Je dois appeler l’attention sur deux dessins de M. Hortigosa d’après Murillo : Saint Thomas faisant l’aumône et Saint Antoine de Padoue. Ce qui me frappe dans ces deux dessins, ce n’est pas l’habileté matérielle, quoique M. Hortigosa manie le crayon avec beaucoup d’adresse et de fermeté : c’est la finesse avec laquelle il a saisi la fidélité avec laquelle il a rendu le caractère du maître.
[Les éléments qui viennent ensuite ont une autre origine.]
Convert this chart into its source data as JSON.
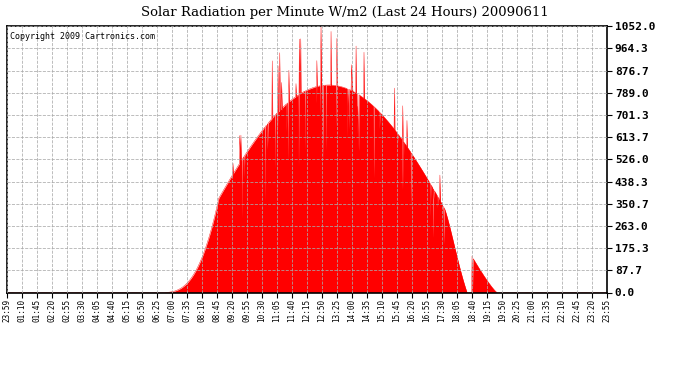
{
  "title": "Solar Radiation per Minute W/m2 (Last 24 Hours) 20090611",
  "copyright": "Copyright 2009 Cartronics.com",
  "fill_color": "#FF0000",
  "background_color": "#FFFFFF",
  "grid_color": "#AAAAAA",
  "yticks": [
    0.0,
    87.7,
    175.3,
    263.0,
    350.7,
    438.3,
    526.0,
    613.7,
    701.3,
    789.0,
    876.7,
    964.3,
    1052.0
  ],
  "ylim": [
    0.0,
    1052.0
  ],
  "xtick_labels": [
    "23:59",
    "01:10",
    "01:45",
    "02:20",
    "02:55",
    "03:30",
    "04:05",
    "04:40",
    "05:15",
    "05:50",
    "06:25",
    "07:00",
    "07:35",
    "08:10",
    "08:45",
    "09:20",
    "09:55",
    "10:30",
    "11:05",
    "11:40",
    "12:15",
    "12:50",
    "13:25",
    "14:00",
    "14:35",
    "15:10",
    "15:45",
    "16:20",
    "16:55",
    "17:30",
    "18:05",
    "18:40",
    "19:15",
    "19:50",
    "20:25",
    "21:00",
    "21:35",
    "22:10",
    "22:45",
    "23:20",
    "23:55"
  ],
  "n_points": 1440,
  "sunrise_idx": 368,
  "sunset_idx": 1175,
  "solar_noon_idx": 795,
  "peak_value": 1052.0,
  "seed": 12345
}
Bien que les originaux d’après lesquels il a travaillé n’aient jamais paru en France, quiconque a vu les Murillo de la galerie du maréchal Soult, les deux Murillo que nous possédons au Louvre, et la Vierge du même auteur au palais Corsini, reconnaît sans peine que M. Hortigosa, en copiant deux compositions du maître le plus populaire de son pays, n’a rien épargné pour les transcrire littéralement, et qu’il a touché le but. Il est probable que ces deux dessins seront gravés : c’est du moins ce que j’entends dire par les amis de M. Hortigosa. Pour ma part, je serais bien aise de les voir reproduits par le burin, car les dessins destinés à la gravure manquent trop souvent de caractère. Les meilleurs tableaux, à moins de tomber dans les mains d’un Bolswert, d’un Henriquel Dupont ou d’un Calamatta, sont exposés en passant par le crayon aux plus périlleuses aventures. Il est bien rare qu’ils ne sortent. pas de cette épreuve quelque peu écloppés. Murillo a trouvé dans M. Hortigosa un interprète attentif et fidèle. Ces deux dessins ressemblent si peu aux trois quarts des œuvres envoyées à Paris par l’école espagnole, que je me demande avec étonnement comment M. Hortigosa a pu, en étudiant à Madrid, conserver une telle simplicité. Est-ce à M. Vicente Lopez, son maître particulier, que nous devons rapporter l’honneur de cette anomalie? Je ne sais : dans tous les cas, ce qui demeure avéré, c’est que M. Hortigosa, pas plus que M. Ribera, n’a rien de commun avec M. Madrazo.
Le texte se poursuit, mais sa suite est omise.